Back on the main route, follow the less obvious path to skirt the left side of the tiny forestry plantation. Immediately after passing the forestry, enter the edge of a field ahead-right. Cross the field diagonally ahead-right, following a path that becomes more obvious, running parallel to the stream on the right, and aiming a little below the next tiny forestry clump ahead (the clump near the top of the field, not the one down in the stream valley below). Just before it reaches the wall below the forestry clump, the path turns right, descending towards another forestry clump in the stream valley instead. 50 metres further down, it turns left through a gateway to enter the top of another field. Follow the top edge of the field, to gain a track running along its top. At the end of the field, the track passes into the grounds of the old Maes-glase-bâch farmhouse on the left, which sits below the immense Maesglase Waterfall. Follow the track to ford the stream (take great care in high water), and turn right on the track to follow the stream downstream. Keep left when the track forks, and follow the track down to the farm. Follow the road out of the farm, which swings down to cross the stream at the start of the walk.

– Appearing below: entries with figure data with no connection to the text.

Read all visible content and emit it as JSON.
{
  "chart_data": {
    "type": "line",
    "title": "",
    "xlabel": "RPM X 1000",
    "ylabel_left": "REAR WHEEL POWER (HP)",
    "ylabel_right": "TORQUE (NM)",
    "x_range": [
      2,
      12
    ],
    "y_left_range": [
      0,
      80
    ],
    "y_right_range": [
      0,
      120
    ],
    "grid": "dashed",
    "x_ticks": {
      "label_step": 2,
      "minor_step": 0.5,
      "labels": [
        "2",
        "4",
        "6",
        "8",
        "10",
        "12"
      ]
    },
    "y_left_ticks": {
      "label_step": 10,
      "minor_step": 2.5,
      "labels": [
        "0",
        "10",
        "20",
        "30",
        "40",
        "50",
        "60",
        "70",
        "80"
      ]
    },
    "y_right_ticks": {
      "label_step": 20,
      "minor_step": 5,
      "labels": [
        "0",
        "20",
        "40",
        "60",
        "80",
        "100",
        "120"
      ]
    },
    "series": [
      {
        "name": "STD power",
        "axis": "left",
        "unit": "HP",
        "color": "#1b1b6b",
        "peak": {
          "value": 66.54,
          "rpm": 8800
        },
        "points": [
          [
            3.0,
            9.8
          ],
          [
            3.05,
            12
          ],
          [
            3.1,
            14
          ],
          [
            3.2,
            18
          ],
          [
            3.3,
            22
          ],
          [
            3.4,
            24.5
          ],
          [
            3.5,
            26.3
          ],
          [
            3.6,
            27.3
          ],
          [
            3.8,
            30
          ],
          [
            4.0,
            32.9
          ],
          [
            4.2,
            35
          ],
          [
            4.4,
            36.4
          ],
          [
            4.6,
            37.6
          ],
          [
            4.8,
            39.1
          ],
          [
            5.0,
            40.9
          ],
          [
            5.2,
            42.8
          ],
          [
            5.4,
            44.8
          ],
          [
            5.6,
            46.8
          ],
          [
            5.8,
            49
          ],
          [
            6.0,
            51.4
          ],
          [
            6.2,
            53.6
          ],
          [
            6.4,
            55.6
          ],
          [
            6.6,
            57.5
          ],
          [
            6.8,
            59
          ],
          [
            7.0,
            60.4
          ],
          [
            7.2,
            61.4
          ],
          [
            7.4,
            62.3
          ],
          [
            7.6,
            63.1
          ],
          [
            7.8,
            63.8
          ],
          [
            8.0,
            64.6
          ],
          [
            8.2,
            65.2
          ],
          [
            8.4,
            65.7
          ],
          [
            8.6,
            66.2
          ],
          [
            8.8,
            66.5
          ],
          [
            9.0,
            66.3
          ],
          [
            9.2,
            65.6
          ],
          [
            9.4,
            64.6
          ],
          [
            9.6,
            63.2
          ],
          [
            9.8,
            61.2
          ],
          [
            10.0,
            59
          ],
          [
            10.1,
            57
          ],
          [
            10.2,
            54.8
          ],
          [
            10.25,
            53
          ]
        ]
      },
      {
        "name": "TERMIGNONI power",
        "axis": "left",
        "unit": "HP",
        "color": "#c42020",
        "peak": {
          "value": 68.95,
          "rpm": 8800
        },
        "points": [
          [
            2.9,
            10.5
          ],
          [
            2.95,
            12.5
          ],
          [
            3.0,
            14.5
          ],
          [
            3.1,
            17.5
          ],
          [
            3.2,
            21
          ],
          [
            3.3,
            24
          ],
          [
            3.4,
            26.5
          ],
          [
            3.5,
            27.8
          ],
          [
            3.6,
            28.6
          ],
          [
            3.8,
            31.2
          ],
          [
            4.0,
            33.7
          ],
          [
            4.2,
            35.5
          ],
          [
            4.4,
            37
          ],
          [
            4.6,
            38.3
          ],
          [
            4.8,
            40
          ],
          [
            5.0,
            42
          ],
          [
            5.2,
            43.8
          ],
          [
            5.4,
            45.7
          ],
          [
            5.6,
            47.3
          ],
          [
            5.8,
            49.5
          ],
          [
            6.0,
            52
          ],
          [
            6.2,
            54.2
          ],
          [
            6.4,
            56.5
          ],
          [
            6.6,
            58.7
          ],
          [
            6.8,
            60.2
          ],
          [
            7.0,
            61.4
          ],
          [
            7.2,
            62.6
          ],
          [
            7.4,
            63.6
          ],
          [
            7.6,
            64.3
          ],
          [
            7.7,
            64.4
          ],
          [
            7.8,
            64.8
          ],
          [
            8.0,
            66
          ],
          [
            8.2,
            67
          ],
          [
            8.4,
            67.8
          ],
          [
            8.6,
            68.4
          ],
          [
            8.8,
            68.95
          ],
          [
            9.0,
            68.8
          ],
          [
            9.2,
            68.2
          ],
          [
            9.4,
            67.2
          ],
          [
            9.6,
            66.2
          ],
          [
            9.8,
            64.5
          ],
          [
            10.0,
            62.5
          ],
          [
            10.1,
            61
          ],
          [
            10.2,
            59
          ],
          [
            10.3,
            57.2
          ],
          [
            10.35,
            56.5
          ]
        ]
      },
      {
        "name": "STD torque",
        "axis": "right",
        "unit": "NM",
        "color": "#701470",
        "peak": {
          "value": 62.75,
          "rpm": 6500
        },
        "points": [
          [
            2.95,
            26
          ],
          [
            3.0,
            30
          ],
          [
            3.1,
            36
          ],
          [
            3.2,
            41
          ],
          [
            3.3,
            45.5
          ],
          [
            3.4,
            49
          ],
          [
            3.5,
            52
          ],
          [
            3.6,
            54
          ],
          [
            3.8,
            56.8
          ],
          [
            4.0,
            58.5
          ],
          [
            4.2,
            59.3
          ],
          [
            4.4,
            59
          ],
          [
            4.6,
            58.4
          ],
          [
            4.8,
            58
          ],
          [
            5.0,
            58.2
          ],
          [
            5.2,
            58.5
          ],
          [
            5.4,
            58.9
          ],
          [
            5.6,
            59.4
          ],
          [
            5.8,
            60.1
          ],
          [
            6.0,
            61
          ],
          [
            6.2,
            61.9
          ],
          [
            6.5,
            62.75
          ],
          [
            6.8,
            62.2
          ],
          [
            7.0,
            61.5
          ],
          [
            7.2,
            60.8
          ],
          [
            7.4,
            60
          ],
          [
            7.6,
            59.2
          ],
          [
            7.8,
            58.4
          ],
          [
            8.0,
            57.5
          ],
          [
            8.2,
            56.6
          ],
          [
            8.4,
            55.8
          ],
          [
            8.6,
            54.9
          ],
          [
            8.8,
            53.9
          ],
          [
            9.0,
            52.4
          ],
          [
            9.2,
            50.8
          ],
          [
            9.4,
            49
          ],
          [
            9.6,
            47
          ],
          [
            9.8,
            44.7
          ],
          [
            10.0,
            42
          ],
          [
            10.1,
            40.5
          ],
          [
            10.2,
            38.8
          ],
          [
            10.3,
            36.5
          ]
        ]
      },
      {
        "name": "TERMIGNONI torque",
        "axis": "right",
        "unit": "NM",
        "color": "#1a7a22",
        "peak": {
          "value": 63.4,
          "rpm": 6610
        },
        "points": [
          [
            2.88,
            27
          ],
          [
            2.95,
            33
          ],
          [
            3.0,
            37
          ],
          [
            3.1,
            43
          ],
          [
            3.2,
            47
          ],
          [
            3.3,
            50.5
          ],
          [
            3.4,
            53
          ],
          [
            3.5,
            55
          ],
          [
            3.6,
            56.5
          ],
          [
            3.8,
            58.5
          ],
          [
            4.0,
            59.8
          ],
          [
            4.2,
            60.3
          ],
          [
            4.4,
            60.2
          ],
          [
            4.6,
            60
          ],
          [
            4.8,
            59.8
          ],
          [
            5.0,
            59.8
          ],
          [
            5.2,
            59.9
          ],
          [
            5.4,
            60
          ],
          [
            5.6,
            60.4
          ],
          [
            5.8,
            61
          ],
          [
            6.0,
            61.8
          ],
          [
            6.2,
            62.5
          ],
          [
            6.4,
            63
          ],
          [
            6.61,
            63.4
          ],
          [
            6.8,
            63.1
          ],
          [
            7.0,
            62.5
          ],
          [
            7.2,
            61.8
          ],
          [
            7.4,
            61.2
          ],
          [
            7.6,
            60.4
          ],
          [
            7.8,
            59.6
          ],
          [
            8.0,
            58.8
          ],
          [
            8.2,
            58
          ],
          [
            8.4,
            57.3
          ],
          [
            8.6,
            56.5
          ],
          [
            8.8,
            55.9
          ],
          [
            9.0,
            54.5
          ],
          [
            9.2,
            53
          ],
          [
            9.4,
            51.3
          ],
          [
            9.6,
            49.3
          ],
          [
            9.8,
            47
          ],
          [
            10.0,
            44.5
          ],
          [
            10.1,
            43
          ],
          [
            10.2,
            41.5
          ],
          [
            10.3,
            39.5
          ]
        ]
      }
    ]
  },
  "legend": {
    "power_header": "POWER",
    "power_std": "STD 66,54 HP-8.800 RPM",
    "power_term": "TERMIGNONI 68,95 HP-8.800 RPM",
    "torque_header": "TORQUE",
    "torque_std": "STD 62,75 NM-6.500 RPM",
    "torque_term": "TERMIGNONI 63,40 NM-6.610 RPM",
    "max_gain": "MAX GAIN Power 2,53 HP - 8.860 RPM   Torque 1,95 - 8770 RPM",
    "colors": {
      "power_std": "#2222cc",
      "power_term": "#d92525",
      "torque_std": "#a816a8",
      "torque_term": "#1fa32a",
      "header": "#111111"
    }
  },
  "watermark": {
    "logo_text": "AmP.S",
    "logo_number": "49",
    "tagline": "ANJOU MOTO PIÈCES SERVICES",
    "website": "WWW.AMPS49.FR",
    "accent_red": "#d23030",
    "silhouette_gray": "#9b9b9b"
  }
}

|Waterfall||Grid reference||GPS coordinates||Image|
|Rhaeadr y Carreg Wen||SH 82943 17355||52.741109°N, 3.735351°W|
|Maesglase Waterfall||SH 82713 14063||52.711479°N, 3.737579°W|
Whilst every care has been taken in the compilation of this description, neither the author nor his fellow walkers can accept responsibility for loss or injury arising from any errors, omissions or inaccuracies in this description. This description is intended as a guide only, and you should select a route to suit your own abilities, at your own discretion. Ability requirements are a guide only. Route maps are approximated. You follow this description at your own risk.